Though Sithu says that he and Khine are “still taking notes,” the restaurant has been well received by the Davis community. Sithu says that he’s served omakase to customers from around the Capital Region and the Bay Area, and demand is high enough that he is considering offering the experience throughout the week.
Chef Wong of Tenko has also seen high demand for his monthly omakase pop-ups, which almost invariably sell out weeks before the date. In addition to his growing fan base among Sacramento’s gourmand community, he’s building a name for himself in Los Angeles and the Bay Area, where he sells burnished Basque cheesecakes in Japanese-inflected flavors like matcha and yuzu under a separate pop-up series called Kēki. Meanwhile, his downtown brick-and-mortar inches closer to opening each day. The color scheme is black and gold, with accents of wood and stone.
The restaurant will seat about 10 people for two-and-a-half hour sessions, with Wong holding court behind the counter. “It’s like having your own private show,” he says. His gestures — shaping rice, slicing fish, grating fresh wasabi — are as fluid as those of a stage magician, as if a dove might emerge from his hands instead of a perfectly formed nigiri. Following his movements with shadowlike precision is his apprentice Kevin Hernandez-Ng, a former opening team member of Momofuku Las Vegas who Wong offered to give 20 years’ worth of training in a few months. “I am made of effort,” says Hernandez-Ng.

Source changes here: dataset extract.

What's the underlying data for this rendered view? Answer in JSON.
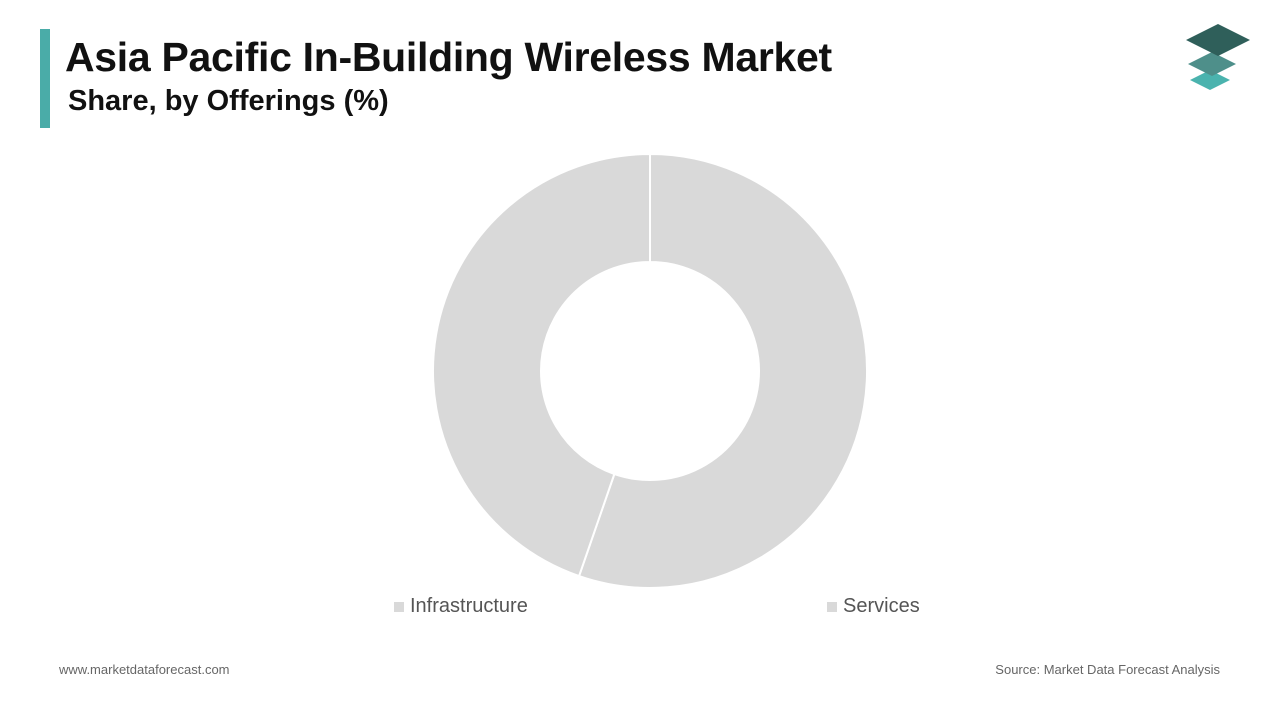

The logo, soon to be displayed on the sign and menus, features Tenko’s nine-tailed namesake, the final form of the fox spirits that make frequent appearances in Japanese and other East Asian folklore. If it manages to gather enough wisdom in 1,000 years, a fox spirit grows its ninth tail and ascends to the heavens, where it gains divine powers and immortality. “That mythology just called out to me,” Wong says. “You could say I related to it.”